Monsieur Julian, s'il vous plaît.
M. Peter Julian (Burnaby—New Westminster, NPD): Merci beaucoup, monsieur le président. Merci, madame Demers et monsieur McIntosh, de votre présence aujourd'hui.
Je vais commencer en vous demandant de donner une note au gouvernement. M. Alcock a fait une présentation mardi soir au comité, et nous avons appris que le nombre de postes désignés bilingues dans la fonction publique fédérale qui sont comblés par des personnes bilingues avait diminué depuis 10 ans. Il y a 10 ans, c'était plus de 90 p. 100. Maintenant, c'est environ 85 p. 100.
Vous avez dit ce matin qu'en matière de la formation linguistique, le gouvernement ne faisait pas tous les efforts nécessaires. Quelle note donneriez-vous au gouvernement en ce qui concerne le respect de ses engagements en matière de bilinguisme, de service bilingue et de la capacité des gens à travailler dans la langue de leur choix à la fonction publique: A, B, C, D, E ou F?
Mme Michèle Demers: Voulez-vous dire en termes de résultats concrets?
M. Peter Julian: Oui. Je ne veux pas de promesses, mais des résultats.

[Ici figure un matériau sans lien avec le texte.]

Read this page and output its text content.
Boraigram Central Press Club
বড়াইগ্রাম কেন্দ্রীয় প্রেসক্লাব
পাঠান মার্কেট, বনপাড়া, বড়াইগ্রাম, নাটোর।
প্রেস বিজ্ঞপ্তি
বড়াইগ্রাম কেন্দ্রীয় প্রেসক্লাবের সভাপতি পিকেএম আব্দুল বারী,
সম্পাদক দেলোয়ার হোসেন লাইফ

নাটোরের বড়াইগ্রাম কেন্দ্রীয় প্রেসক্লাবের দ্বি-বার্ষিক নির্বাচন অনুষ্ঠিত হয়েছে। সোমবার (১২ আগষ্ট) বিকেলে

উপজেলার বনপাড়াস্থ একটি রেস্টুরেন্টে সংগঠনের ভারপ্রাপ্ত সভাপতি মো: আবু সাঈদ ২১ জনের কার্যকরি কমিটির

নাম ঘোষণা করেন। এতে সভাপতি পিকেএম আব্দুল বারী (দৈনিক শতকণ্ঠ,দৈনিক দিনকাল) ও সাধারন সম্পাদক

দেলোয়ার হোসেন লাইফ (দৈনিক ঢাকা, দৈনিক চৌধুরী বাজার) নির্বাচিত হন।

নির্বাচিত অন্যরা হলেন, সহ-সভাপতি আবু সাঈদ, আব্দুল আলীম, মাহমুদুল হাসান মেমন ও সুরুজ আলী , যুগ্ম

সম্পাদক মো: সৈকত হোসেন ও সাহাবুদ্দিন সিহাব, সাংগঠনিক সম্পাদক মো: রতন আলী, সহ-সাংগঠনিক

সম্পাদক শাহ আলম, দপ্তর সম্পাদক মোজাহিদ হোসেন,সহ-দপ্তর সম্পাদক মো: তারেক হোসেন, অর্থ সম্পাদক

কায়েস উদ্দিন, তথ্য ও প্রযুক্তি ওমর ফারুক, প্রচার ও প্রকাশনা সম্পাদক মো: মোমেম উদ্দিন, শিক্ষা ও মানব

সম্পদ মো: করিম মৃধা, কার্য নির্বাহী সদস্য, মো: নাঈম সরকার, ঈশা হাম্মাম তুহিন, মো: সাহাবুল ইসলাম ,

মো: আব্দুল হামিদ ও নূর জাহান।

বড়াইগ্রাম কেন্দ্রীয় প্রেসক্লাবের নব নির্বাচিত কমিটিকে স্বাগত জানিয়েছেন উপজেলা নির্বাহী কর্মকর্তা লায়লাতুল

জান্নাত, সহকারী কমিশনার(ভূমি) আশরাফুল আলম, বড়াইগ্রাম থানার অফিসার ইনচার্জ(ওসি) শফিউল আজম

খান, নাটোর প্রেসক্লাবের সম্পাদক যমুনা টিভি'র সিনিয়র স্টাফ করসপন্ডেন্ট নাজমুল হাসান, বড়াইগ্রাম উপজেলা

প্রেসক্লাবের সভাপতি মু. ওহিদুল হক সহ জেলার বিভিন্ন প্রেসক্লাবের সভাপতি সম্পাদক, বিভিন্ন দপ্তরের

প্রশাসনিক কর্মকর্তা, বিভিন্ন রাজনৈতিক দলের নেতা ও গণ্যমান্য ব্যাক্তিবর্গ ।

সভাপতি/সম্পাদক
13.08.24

Mme Michèle Demers: Franchement, c'est une question embêtante, parce que je n'ai pas vu les statistiques dont vous parlez. Il existe beaucoup de statistiques sur les langues officielles et il y a eu beaucoup d'études sur ce sujet. L'étude à laquelle j'ai fait allusion dans mon mémoire était une étude sur les attitudes face au bilinguisme. L'étude sur les postes actuels comblés de façon appropriée...
M. Peter Julian: Plus simplement, donnez une note d'après votre expérience et celle de vos membres.
Mme Michèle Demers: En ce qui concerne les intentions, je lui donnerais 10 sur 10. Sur la manière d'y arriver, sur la manière d'aller là où il le veut, je ne lui donnerais pas la note de passage. Je lui donnerais 4 sur 10, parce qu'il a tenté d'atteindre ses objectifs, mais de façon très malhabile, à mon avis.
M. Peter Julian: Jusqu'à présent, c'est un échec.
Mme Michèle Demers: C'est exact.
M. Peter Julian: Merci. À mon avis, il est important que le comité sache où on en est présentement, si on veut faire le travail avec un gouvernement minoritaire qui fait face aux défis que vous avez identifiés.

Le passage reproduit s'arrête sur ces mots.